I’ve been working at the software problem on-and-off for almost 3 years at this point. We have fairly solid hardware at this point. But the controls are very difficult due to the complicated relationship between steering and driving, and I don’t think it is for the reasons most people expect. Here are just a couple examples of challenges that I’ve seen.
(1)
Imagine you have a module that is totally stopped, and you want to make it go full speed forwards and turn slowly to the right. This is something that happens a lot during normal driving.
You do the math to convert from steering and wheel speed to motor speeds, and get 6000RPM for Motor A and 4000RPM for Motor B.
You then pass these speeds on to a velocity controller for each motor. The controller decides to send 100% power to Motor A because the error is large, and… 100% power to Motor B because the error is also large enough to saturate the output.
Both motors accelerate at about the same speed until finally Motor B is fast enough to not saturate the controller. During this time, you have no control over steering.
(2)
Say you want to command the robot to drive full speed ahead while spinning. With a standard swerve, you can’t quite do this. Some of your wheel speed needs to go towards spinning the robot, so you won’t be going forwards at full speed.
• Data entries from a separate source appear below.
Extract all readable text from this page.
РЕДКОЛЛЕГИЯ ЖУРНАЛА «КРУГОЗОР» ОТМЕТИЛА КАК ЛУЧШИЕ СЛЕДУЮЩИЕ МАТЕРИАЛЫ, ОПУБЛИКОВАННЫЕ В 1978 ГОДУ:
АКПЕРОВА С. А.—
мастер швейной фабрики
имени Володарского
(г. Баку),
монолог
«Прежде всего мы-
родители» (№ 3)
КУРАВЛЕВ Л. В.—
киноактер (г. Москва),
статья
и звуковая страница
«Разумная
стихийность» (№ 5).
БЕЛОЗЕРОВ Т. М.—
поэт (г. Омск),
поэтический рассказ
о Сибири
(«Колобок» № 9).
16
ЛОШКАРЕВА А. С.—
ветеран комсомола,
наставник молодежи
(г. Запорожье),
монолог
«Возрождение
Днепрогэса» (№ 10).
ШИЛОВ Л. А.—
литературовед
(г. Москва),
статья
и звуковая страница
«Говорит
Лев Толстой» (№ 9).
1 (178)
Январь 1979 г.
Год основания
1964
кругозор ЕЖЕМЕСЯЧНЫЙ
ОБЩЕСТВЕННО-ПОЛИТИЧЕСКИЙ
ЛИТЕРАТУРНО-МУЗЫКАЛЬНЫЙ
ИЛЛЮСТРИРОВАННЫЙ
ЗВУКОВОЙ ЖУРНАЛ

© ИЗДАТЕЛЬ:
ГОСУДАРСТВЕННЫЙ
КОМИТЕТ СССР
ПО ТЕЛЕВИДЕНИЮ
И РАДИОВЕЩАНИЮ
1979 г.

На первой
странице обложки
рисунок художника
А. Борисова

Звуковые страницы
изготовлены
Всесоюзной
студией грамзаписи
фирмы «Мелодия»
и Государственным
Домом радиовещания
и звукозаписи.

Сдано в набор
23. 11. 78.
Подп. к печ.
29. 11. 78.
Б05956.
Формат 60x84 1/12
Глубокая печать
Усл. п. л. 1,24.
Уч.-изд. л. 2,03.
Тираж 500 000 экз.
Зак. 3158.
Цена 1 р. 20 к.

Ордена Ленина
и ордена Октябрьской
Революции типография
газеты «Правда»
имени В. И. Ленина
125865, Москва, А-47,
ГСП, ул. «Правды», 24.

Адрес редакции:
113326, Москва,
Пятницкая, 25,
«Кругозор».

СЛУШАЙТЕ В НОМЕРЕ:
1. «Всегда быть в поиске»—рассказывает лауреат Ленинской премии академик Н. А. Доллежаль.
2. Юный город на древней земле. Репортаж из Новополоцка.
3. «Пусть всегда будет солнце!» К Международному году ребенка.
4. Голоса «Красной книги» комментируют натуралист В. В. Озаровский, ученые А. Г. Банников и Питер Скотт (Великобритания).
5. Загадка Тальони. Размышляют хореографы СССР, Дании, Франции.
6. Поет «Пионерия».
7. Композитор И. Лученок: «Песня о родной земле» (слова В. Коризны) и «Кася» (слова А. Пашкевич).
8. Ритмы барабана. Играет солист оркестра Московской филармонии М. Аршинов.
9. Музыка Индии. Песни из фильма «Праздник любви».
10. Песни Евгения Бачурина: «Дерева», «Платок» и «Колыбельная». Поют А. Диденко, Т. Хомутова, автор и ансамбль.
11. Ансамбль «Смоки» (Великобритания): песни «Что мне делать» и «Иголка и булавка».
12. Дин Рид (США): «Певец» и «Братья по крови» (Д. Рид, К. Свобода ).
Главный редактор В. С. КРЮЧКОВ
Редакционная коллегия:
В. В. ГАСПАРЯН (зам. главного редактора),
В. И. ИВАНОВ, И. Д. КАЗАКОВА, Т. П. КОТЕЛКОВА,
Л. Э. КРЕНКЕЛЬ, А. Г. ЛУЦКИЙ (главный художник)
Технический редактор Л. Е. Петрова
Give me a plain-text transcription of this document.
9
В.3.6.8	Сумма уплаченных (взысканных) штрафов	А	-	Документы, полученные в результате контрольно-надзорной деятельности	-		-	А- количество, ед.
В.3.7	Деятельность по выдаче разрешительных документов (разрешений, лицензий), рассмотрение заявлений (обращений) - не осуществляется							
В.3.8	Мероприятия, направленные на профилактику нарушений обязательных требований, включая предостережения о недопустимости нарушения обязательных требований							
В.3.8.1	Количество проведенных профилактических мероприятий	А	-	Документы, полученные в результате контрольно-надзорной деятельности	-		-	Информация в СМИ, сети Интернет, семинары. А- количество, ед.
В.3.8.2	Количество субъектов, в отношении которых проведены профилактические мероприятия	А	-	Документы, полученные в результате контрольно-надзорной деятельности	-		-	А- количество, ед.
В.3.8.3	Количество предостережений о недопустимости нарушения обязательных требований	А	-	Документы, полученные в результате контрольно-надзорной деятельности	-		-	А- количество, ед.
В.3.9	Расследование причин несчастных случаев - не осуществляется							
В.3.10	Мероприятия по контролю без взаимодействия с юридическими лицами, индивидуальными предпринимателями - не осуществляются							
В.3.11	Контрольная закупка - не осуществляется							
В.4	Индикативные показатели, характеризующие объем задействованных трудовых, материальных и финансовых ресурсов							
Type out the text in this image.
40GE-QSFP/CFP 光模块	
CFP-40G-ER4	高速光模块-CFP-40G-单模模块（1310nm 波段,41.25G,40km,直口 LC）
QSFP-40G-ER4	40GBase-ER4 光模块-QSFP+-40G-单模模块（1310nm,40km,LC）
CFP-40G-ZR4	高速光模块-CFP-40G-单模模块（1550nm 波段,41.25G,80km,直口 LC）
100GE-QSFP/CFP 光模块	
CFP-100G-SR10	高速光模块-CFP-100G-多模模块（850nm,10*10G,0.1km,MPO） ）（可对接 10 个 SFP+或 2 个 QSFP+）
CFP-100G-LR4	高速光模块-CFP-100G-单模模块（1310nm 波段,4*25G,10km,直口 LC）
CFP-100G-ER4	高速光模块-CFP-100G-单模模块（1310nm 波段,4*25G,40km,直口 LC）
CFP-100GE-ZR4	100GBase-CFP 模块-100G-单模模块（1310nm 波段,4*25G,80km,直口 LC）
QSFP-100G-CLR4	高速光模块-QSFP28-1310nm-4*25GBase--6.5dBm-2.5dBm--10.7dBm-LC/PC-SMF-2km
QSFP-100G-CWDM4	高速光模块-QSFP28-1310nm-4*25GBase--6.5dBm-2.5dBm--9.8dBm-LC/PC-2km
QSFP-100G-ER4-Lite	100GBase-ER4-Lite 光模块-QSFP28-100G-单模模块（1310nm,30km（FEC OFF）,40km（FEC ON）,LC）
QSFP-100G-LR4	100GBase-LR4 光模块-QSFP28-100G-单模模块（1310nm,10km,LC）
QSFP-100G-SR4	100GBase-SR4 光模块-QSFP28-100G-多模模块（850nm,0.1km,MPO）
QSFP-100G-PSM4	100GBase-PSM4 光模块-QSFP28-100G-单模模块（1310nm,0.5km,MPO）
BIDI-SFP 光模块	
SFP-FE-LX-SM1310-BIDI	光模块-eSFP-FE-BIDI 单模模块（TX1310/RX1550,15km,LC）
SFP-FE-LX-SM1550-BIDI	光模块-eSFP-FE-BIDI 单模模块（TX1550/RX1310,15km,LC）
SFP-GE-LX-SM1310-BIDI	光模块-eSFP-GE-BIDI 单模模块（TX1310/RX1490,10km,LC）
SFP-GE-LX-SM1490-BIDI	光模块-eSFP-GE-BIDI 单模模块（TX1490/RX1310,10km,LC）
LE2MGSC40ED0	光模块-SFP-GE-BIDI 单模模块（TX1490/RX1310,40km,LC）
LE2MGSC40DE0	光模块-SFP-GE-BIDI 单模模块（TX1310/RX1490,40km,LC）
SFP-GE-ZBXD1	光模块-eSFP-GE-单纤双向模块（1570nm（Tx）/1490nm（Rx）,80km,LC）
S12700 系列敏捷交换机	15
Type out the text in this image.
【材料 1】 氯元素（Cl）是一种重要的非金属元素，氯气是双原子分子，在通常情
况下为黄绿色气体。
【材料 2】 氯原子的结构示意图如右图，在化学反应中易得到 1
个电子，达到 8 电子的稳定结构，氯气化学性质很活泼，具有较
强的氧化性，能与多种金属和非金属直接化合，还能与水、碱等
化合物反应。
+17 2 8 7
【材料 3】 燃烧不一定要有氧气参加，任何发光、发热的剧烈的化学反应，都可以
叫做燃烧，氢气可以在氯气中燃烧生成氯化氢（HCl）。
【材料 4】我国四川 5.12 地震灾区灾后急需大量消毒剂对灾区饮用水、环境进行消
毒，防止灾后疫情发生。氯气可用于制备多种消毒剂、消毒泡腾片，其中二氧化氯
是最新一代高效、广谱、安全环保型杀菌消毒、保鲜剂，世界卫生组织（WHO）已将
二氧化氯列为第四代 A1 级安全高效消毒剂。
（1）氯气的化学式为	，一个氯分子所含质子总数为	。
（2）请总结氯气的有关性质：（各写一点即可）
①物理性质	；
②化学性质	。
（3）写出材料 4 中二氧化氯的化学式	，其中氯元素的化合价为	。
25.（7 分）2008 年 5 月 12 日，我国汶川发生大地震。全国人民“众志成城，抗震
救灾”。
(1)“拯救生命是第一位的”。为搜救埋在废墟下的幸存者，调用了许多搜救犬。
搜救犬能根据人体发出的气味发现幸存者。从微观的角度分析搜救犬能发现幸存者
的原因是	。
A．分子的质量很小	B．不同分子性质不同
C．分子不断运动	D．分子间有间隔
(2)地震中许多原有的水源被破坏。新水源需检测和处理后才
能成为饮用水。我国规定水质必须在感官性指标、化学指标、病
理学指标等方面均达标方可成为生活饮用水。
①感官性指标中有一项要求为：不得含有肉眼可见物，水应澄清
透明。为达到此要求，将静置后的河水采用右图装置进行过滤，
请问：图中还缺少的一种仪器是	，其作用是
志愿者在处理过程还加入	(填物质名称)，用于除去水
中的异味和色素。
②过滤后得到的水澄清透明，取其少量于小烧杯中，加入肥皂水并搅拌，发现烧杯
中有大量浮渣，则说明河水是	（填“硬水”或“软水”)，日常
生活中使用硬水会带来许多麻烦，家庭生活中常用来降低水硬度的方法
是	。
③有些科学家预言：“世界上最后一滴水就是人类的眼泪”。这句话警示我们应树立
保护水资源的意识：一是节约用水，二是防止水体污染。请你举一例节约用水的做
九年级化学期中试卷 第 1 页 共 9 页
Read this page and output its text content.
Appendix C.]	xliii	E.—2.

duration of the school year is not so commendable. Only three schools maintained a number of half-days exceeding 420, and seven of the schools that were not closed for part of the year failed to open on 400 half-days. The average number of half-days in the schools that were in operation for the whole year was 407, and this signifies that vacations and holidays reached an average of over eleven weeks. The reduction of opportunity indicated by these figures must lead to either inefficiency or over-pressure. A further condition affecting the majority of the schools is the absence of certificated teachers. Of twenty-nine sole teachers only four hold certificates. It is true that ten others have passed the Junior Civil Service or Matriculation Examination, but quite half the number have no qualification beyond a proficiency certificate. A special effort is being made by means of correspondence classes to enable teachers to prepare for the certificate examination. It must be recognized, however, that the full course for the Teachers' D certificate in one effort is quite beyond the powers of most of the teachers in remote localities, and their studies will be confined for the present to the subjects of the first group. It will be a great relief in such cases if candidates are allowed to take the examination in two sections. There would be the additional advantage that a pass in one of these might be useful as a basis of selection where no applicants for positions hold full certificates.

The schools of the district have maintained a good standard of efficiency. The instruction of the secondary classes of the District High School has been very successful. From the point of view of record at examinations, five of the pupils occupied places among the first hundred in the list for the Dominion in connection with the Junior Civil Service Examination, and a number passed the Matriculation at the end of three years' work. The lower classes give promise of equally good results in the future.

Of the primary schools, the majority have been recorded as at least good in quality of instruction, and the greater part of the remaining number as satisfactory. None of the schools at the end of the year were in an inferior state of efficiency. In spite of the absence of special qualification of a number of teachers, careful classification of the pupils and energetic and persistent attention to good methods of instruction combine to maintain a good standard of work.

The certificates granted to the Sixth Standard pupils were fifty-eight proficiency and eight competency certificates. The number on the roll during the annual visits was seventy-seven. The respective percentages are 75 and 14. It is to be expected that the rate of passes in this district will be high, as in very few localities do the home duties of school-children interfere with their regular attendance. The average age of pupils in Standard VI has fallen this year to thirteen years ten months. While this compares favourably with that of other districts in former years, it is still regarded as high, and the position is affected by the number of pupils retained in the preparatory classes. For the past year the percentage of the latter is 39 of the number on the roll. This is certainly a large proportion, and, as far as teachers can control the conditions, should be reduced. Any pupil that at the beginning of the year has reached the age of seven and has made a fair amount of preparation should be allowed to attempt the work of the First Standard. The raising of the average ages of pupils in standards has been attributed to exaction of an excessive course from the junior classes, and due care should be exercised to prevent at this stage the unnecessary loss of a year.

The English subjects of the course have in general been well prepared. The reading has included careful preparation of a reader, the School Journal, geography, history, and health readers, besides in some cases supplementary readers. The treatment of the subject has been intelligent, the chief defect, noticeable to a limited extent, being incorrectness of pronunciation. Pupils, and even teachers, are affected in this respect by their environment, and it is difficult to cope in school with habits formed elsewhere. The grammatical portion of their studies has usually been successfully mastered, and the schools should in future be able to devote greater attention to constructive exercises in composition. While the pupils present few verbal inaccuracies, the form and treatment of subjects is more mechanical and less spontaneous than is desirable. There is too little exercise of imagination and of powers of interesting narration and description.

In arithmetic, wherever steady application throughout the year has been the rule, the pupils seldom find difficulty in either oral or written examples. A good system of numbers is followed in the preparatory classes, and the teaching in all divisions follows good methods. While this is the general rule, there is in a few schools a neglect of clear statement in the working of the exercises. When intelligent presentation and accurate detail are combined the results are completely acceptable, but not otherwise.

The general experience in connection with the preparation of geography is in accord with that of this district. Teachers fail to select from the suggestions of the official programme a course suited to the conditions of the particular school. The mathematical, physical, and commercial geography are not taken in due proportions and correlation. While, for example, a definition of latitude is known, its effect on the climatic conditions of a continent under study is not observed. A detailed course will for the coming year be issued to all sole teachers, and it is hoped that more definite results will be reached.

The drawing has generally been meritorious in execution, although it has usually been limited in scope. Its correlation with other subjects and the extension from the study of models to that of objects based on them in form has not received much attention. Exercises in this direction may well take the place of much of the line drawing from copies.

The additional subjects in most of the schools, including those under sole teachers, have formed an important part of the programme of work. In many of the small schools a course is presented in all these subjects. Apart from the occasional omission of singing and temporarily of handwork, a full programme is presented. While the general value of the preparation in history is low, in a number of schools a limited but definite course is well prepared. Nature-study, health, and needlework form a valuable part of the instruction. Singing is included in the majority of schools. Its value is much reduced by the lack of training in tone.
Fortunately, this issue can be painted over without doing anything too complex.
On a diff swerve, there is an extra issue. Driving while spinning requires your modules to constantly be steering. And steering takes away additional speed/torque from the wheel.
This is especially concerning at the start of the maneuver, when some modules might be pointing in the right direction and others in a totally wrong direction, meaning they need to steer at different rates and therefore have the wheels also accelerate differently.
I’ve observed this causing erratic behavior when try to go from stopped straight into a fast drive+spin, and be stuck driving out of control for 5+ seconds until either all the modules get lined up well enough to regain control or the driver lets go of the sticks.